Tek tek içeri girdiler, İlayda beyaz şişme montunu portmantoya asıp direk oturma odasına geçti. Ben geride kalıp Ayas'ı tuttum ve soru dolu bakışlarıma maruz bıraktım.

"Sen sormadan ben söyleyeyim, yanına tek gelmeyi planlıyordum sonra Taha da geleceğini söyledi, tabi bunu duyan İlayda da hiç durur mu o da gelmek istedi, Bulut'ta İlayda'yı yanlız bırakmamak adına geldi," dedi bir nefeste, başımı anlayışla salladım.
"Kısacası özür dilerim tekrar," son cümlesini de ekleyip beklentiyle yüzüme baktı.

"İyi, ama bu portreni çizeceğim gerçeğini değiştirmez umarım," kollarımı dolayarak arkamdaki duvara yaslandım.

"Tabi ki değişmez, ama İlayda'dan seni kurtarmak zor olacak," sahte üzgün bir yüz yapıp başını aşağı yukarı salladı.
Gözlerimi devirip odaya geçtim ardımdan o da beni takip ediyordu, oda da herkes bir yere oturmuş İlayda ise mutfakta dolapları karıştırıyordu.

"Aradığın bir şey mi var?" Dedim düz bir sesle, başını salladı ve gülümseyen yüzü benim soğuk yüzümde gezindi.

"Ah evet, kahve fincanı arıyordum işte buldum," dedi ve kıkırdadı.

"Sen otur hadi gerisini ben hallederim," diyerek elindeki fincanı aldım, dolaptan üç bardak çıkarıp kahveleri hazırlamaya başladım.
İlayda dirseklerini tezgâha indirip çenesini avuçlarına dayamış yüzümü inceliyordu. Kaşlarımı çattım ve sordum.

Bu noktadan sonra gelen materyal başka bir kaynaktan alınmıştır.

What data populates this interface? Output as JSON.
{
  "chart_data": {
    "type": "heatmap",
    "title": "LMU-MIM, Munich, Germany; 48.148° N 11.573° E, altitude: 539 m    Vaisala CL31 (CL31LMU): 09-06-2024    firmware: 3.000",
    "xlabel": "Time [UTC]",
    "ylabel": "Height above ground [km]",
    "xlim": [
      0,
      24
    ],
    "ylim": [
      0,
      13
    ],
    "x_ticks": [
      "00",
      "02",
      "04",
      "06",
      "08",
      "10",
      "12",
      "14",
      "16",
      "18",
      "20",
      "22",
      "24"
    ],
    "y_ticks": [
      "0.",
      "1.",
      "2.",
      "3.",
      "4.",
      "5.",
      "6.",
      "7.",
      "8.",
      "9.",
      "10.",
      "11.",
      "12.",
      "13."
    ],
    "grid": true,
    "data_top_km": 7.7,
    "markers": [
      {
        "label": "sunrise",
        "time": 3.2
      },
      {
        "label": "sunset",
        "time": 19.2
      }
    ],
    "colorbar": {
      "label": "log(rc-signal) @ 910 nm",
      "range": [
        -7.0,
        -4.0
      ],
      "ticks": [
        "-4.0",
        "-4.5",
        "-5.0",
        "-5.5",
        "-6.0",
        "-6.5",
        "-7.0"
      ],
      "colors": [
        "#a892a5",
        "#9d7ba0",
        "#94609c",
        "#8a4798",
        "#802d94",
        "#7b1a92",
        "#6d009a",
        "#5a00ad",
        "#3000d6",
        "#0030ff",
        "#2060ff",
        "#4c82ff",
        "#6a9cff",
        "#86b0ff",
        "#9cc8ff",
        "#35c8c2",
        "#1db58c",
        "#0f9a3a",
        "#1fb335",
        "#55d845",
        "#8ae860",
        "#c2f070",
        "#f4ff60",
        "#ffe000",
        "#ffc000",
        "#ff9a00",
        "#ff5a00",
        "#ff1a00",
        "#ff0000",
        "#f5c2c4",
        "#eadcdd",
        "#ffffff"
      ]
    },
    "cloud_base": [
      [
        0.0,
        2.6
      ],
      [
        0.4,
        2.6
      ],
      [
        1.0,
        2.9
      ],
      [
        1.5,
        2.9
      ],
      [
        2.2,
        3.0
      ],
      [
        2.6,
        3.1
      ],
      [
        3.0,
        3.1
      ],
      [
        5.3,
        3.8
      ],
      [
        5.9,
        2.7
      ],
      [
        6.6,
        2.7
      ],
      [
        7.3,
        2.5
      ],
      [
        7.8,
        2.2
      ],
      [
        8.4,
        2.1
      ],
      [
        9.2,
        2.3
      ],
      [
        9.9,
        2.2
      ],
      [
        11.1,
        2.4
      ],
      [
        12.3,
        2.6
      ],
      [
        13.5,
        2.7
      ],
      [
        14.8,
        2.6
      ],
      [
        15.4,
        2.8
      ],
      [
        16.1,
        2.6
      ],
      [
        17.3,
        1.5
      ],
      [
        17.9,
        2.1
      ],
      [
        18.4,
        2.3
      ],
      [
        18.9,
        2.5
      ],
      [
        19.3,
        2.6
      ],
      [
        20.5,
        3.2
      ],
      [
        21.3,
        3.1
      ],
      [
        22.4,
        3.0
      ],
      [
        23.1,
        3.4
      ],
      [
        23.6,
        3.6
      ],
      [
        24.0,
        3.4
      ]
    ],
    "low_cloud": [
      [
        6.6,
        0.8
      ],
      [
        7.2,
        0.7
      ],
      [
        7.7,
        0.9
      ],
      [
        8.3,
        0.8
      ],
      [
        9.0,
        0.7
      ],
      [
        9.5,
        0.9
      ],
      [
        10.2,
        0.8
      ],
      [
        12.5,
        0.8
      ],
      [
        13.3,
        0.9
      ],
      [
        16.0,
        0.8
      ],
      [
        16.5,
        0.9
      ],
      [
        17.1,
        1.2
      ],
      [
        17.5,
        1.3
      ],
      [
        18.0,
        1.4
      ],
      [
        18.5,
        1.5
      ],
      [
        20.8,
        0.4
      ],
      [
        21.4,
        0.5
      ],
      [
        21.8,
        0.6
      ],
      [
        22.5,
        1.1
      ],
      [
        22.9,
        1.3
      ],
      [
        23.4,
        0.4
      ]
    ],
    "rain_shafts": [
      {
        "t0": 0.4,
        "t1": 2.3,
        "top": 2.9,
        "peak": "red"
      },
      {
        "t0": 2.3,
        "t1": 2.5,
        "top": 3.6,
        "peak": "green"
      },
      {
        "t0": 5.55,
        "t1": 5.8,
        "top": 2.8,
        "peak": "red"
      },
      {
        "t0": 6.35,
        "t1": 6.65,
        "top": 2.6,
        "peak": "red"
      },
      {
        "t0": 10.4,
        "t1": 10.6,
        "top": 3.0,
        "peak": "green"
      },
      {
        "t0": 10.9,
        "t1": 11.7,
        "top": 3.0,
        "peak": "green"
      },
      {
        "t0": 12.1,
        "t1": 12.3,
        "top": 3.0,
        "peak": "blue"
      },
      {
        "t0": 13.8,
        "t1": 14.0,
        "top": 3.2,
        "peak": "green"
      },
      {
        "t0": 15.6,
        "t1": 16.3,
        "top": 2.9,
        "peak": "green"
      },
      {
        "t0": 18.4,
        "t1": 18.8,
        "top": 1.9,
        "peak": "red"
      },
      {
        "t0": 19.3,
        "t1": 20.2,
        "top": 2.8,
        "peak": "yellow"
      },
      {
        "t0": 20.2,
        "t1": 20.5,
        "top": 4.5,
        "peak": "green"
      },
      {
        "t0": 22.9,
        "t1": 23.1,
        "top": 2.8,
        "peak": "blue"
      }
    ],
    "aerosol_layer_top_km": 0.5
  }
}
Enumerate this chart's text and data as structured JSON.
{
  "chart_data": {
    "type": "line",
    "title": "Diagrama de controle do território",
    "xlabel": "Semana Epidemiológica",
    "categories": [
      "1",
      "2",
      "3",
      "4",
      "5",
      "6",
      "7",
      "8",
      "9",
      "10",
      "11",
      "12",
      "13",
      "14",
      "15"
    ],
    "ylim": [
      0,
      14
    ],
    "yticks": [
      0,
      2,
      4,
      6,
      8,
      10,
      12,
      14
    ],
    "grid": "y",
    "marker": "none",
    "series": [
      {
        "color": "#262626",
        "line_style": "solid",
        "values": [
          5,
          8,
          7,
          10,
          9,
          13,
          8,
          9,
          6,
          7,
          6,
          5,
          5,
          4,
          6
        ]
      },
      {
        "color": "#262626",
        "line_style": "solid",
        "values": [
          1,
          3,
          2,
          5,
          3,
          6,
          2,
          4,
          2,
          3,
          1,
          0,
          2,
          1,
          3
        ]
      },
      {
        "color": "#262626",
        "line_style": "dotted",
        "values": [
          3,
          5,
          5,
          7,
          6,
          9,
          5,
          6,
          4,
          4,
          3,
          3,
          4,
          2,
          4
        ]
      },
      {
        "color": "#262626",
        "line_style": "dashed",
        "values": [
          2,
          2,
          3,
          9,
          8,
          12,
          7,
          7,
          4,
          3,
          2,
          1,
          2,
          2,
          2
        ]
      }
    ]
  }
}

"Yüzümü mü ezberliyorsun," dedim dudaklarımı buruşturup.
Güldü ve kolunu omzuma atıp kendine çekti.

"Hayır, Ayas'ın senden bahsetme şeklini düşünüyorum. Senin soğuk biri olduğunu söyledi ve anlattığından daha soğuk olduğunu görünce haklı olduğumu anladım. Ah, haklı olmak çok güzel."

'Bir de onu bana sor,' diye içimden geçirdim, haklı olmak insanın en büyük hatasıdır. Benim için haklı olmak düşüncelerimin daha fazla olması demek, keşke haksız olup mutsuz olsam diyorum fakat haklı olsam da yine mutsuz ve acılar içinde kıvranan ben oluyorum.